L’histoire du Gabon retiendra l’ère Ali Bongo, non comme un temps de grandeur, mais comme celui de la lente descente aux enfers d’un État capturé, d’une République vidée de sa substance.
Lorsqu’il accède au pouvoir en 2009, Ali Bongo hérite d’un PDG encore articulé autour de trois courants : caciques, appelistes, rénovateurs. Il s’impose comme le dauphin de la modernité, mais dans l’ombre, le véritable stratège s’appelle André Mba Obame. Ali Bongo l’écarte. Puis viennent les purges : les anciens sont marginalisés, les rénovateurs divisés.
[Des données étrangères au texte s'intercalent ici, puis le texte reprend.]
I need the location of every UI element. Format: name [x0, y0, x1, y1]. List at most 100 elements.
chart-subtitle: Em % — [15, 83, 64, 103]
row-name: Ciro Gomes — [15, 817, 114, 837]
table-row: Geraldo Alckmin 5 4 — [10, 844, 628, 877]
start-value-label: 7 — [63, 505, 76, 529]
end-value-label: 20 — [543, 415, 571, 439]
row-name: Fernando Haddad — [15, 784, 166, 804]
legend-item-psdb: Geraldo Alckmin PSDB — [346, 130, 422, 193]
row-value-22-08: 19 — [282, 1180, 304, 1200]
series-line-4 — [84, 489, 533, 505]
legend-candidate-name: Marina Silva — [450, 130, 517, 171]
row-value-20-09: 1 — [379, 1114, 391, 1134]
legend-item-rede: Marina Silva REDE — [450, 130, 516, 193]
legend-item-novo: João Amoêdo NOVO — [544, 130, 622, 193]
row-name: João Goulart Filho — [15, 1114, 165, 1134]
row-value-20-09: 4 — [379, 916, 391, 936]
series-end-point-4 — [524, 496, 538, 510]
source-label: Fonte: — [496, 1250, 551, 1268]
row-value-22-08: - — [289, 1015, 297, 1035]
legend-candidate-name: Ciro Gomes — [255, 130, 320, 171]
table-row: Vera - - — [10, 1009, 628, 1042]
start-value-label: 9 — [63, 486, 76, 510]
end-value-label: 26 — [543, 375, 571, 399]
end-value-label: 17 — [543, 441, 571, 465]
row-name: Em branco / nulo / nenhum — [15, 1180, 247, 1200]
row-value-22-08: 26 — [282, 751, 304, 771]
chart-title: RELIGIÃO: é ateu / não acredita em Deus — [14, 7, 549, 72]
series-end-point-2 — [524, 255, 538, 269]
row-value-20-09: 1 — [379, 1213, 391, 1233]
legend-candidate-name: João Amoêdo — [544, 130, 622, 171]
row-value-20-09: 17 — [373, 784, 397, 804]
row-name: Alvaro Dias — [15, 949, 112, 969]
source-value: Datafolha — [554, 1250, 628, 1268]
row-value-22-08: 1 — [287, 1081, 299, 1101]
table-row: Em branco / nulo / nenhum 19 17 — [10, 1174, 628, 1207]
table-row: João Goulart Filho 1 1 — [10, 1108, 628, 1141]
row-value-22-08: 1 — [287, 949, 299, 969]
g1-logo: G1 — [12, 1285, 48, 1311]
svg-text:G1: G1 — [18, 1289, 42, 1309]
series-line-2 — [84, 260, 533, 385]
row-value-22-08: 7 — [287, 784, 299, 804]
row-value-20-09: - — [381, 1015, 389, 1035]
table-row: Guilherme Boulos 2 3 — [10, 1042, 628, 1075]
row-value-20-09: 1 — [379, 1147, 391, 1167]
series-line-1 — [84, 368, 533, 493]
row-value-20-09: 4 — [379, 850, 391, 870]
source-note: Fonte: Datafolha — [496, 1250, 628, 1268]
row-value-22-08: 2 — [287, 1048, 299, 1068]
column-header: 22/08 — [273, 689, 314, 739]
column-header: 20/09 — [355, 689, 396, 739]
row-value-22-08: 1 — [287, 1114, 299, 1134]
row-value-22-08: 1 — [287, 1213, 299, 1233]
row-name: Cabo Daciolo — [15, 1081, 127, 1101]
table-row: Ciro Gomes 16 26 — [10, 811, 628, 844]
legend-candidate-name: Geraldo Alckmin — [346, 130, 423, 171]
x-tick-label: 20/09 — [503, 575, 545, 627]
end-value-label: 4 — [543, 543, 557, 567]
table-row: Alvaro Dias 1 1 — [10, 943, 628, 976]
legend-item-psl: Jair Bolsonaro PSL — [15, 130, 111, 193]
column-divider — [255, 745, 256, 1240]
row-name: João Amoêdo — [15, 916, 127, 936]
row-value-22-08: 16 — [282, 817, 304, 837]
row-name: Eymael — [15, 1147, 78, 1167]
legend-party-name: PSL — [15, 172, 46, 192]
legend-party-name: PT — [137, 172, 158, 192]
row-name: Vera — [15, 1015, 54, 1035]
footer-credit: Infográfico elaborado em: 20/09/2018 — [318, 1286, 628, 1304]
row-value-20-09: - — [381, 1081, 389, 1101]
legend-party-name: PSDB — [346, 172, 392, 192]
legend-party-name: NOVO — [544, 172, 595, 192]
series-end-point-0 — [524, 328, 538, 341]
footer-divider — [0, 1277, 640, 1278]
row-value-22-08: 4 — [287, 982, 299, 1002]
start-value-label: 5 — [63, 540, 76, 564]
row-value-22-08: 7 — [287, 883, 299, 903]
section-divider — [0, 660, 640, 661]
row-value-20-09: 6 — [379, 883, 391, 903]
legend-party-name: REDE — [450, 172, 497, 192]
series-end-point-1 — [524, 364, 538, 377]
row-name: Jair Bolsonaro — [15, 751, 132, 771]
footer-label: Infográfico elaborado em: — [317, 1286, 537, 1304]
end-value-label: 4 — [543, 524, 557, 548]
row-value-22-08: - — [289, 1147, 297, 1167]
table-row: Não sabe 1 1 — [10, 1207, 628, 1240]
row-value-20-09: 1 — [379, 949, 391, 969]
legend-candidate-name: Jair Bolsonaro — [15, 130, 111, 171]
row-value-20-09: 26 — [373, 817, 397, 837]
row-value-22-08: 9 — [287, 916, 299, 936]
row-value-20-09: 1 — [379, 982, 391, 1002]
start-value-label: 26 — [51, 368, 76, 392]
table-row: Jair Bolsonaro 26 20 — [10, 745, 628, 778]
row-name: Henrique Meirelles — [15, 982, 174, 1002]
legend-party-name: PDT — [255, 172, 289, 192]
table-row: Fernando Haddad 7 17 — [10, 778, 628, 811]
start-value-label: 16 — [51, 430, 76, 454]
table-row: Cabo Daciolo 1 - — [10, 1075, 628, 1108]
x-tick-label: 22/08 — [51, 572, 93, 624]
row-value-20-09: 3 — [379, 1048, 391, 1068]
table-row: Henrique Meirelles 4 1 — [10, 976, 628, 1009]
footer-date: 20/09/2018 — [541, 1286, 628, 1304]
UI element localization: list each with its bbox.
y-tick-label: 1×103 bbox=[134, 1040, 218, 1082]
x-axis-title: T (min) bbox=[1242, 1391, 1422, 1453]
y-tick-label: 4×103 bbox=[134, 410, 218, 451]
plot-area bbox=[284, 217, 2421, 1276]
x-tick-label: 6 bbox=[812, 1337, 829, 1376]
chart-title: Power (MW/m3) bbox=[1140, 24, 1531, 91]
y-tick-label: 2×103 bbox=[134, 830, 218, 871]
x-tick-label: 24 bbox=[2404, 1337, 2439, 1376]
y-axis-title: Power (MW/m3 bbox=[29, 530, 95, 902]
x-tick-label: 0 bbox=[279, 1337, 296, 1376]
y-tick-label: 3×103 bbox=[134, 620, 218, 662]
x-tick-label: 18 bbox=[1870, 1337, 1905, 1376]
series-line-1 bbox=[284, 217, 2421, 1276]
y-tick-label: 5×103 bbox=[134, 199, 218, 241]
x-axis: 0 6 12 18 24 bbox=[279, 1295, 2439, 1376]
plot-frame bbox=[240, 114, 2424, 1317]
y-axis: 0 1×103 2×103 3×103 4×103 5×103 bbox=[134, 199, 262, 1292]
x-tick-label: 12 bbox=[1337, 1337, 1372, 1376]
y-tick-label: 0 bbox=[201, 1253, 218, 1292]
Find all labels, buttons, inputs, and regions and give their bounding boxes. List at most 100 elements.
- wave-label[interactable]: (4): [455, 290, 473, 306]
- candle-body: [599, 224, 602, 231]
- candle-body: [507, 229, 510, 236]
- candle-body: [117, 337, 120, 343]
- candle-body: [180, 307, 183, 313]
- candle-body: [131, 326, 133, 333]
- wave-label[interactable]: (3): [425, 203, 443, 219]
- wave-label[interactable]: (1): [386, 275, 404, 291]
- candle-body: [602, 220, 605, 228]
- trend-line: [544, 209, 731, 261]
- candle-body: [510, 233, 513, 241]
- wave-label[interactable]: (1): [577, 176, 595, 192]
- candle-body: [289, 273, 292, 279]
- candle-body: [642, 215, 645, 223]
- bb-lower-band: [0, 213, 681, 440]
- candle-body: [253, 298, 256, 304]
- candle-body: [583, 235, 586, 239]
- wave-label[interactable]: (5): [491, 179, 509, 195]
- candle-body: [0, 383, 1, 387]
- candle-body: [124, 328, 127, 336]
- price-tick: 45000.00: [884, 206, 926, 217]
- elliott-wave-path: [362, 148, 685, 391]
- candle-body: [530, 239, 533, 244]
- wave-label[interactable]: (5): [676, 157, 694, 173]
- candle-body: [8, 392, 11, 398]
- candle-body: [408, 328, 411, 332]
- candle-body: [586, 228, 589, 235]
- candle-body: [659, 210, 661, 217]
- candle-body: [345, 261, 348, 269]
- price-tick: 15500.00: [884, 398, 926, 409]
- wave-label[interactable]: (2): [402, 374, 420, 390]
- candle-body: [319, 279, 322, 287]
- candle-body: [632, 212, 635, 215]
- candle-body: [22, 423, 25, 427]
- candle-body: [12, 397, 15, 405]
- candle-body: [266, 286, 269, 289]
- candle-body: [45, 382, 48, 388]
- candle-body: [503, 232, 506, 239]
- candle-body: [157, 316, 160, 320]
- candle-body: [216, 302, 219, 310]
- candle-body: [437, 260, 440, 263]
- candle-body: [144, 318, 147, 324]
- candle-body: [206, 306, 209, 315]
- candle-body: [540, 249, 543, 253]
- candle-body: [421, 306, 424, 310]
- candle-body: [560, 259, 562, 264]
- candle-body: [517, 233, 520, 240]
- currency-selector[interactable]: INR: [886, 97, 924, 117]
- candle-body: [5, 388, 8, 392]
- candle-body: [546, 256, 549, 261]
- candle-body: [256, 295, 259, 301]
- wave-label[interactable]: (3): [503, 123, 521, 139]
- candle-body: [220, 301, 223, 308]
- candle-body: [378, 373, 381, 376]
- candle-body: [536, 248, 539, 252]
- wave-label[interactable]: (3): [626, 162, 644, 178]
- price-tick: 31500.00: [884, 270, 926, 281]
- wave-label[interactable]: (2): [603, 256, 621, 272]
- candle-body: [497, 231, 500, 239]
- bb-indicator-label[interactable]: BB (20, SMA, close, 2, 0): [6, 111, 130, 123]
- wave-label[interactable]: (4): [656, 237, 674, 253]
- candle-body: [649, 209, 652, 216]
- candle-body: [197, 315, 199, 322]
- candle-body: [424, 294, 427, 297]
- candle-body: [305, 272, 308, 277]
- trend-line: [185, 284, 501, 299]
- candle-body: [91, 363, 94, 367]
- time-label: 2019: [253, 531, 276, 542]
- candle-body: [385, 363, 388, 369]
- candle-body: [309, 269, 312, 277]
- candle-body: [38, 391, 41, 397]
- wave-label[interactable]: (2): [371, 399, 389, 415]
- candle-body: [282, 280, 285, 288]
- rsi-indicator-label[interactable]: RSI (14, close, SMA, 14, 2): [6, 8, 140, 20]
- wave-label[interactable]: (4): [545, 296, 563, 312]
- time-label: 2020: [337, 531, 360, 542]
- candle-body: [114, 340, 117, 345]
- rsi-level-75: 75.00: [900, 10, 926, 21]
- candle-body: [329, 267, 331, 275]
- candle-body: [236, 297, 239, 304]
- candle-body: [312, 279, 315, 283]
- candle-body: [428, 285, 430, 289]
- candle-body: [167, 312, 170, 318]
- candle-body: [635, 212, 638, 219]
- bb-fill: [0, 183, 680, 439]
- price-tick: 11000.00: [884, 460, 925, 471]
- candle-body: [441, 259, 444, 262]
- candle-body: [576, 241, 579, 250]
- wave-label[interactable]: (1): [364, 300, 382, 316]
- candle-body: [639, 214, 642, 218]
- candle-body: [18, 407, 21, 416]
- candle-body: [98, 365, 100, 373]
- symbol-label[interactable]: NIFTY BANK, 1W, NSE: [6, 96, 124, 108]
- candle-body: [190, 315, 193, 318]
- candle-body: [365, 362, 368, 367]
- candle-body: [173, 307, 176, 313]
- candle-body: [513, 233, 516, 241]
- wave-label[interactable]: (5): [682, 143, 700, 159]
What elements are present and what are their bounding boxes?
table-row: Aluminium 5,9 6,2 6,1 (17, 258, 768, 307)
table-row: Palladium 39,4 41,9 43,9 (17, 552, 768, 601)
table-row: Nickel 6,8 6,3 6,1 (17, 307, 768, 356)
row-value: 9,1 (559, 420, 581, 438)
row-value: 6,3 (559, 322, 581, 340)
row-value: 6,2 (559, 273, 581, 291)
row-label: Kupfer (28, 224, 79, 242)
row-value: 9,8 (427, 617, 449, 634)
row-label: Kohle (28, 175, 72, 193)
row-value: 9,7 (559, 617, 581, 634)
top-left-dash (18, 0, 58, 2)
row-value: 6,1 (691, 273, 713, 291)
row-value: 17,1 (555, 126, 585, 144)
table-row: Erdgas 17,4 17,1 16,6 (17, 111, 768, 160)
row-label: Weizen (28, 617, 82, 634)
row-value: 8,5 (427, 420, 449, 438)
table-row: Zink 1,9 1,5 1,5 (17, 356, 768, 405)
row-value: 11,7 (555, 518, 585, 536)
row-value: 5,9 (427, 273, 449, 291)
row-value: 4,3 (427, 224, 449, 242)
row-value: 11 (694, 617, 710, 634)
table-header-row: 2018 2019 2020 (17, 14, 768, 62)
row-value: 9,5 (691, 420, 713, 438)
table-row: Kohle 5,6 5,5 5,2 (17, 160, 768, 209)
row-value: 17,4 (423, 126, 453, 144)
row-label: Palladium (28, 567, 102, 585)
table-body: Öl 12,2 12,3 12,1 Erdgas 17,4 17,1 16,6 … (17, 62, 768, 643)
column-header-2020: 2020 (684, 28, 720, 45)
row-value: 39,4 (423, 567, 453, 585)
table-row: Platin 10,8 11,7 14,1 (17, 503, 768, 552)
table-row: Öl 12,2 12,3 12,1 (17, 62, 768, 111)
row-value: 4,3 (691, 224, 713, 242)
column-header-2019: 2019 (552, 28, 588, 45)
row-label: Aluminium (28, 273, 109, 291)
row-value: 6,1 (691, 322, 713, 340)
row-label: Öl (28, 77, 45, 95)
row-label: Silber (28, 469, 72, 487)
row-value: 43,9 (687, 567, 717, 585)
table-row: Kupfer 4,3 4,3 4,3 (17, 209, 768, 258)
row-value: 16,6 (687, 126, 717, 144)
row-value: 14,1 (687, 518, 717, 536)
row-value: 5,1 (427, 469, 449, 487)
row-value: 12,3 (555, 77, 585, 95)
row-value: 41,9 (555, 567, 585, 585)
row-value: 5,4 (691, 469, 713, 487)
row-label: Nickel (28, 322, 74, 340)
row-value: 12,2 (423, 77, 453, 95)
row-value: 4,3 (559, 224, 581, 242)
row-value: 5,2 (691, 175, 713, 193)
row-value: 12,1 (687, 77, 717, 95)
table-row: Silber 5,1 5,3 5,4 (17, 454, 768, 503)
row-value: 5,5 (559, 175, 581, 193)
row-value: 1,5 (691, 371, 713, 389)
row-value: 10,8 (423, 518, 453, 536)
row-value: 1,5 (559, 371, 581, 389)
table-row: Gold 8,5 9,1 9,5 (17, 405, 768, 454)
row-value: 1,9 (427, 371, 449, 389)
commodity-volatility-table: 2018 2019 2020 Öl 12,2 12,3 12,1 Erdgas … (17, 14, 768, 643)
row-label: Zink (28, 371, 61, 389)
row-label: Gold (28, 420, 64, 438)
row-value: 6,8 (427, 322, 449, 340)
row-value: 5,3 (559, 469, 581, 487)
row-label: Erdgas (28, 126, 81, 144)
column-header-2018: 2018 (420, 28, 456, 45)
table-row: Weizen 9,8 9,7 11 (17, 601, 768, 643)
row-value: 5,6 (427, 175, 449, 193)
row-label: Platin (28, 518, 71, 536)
Aujourd’hui, la plupart des caciques sont morts, les rénovateurs ont été réduits au silence, et seuls quelques appelistes surnagent. Le PDG devient un vaisseau vide, sans repères, entièrement soumis à la volonté d’un homme.
Mais cet homme est cerné par le soupçon : la question de ses origines nigérianes, jamais dissipée, continue d’empoisonner sa légitimité. Pour y échapper, il s’entoure d’étrangers : une « légion étrangère présidentielle », principalement béninoise, avec Maixent Accrombessi en tête, la famille Oceni et un Somalien, Liban Soleman. Ils ne lui doivent pas fidélité à cause de convictions, mais par nécessité. Leur pouvoir dépend du sien.
Un instrument entre les mains d’Accrombessi
À ce verrouillage politique s’ajoute l’obsession de l’ésotérisme. Ali Bongo, profondément superstitieux, devient un instrument entre les mains d’Accrombessi, réputé initié aux mystères du vaudou. La République n’est plus gouvernée : elle est ensorcelée.
Et c’est dans cette atmosphère viciée qu’éclate la crise de 2016.
Le 27 août, le peuple vote. Jean Ping l’emporte, dit-on ici et là. Mais le pouvoir refuse l’évidence. Il fait bombarder le QG de l’opposant. Il y aura des morts, des blessés, des familles brisées. Le crime d’État est maquillé en continuité républicaine. Ce jour-là, le régime tombe dans l’illégitimité totale.
Deux ans plus tard, le corps dit stop. En octobre 2018, Ali Bongo est frappé par un AVC. L’homme est diminué. Le président de la République est hors-jeu. Une régence familiale s’installe en silence. Sylvia Bongo Valentin prend le contrôle de la République, avec le soutien actif de leur fils, Nourredine éponyme. Ali, lui, n’est plus qu’un prétexte. Tout se décide en famille : sa femme, son enfant et ses amis. Le Gabon est devenu une entreprise privée, dissimulée derrière un fauteuil présidentiel.
C’est alors que s’installe la République parallèle : celle des réseaux sociaux.
Les débats politiques sont remplacés par les conflits numériques. Des influenceurs à gages, des activistes manipulés, des révélations orientées. L’opinion publique devient un champ de bataille. Pendant ce temps, l’économie s’effondre, les institutions s’éteignent, et la jeunesse dérive.
Le 30 août 2023, l’illusion prend fin ou du moins la terreur contre le peuple prend fin. L’armée intervient. Ali Bongo est démis. Mais il n’était déjà plus aux commandes. Depuis cinq ans, le Gabon était gouverné par délégation. Sa chute n’est qu’un aveu officiel d’un abandon ancien.
Mais le plus inquiétant, c’est ce qui se passe depuis.
Libérés de leur détention préventive par d’obscures tractations, Sylvia Bongo et son fils Nourredine tentent de revenir au-devant de la scène, déguisés en victimes. Ils effacent les années de pouvoir personnel, les dérives autoritaires, les manipulations d’État. Ils cherchent à rallier les déçus de la Transition, les anciens complices frustrés, les communicants sans cause.
Mais le peuple gabonais n’est pas amnésique. Il a vu, il sait, il se souvient.
Et dans ce contexte de confusion et d’agitation, le choix de Brice Clotaire Oligui Nguema s’est imposé non par émotion, mais par raison. Il n’est pas l’homme providentiel. Il est l’homme du possible, celui qui incarne un temps de répit, de stabilisation, de reconstruction républicaine. Il n’a pas suscité une ferveur aveugle, mais une espérance lucide. Et cela suffit pour qu’on lui accorde, aujourd’hui, soutien, vigilance et exigence.
Le Gabon ne peut plus reculer. Il ne peut plus se laisser capturer par les fantômes du passé.
Il est temps de désenvoûter la République.
Il est temps de la rendre au peuple.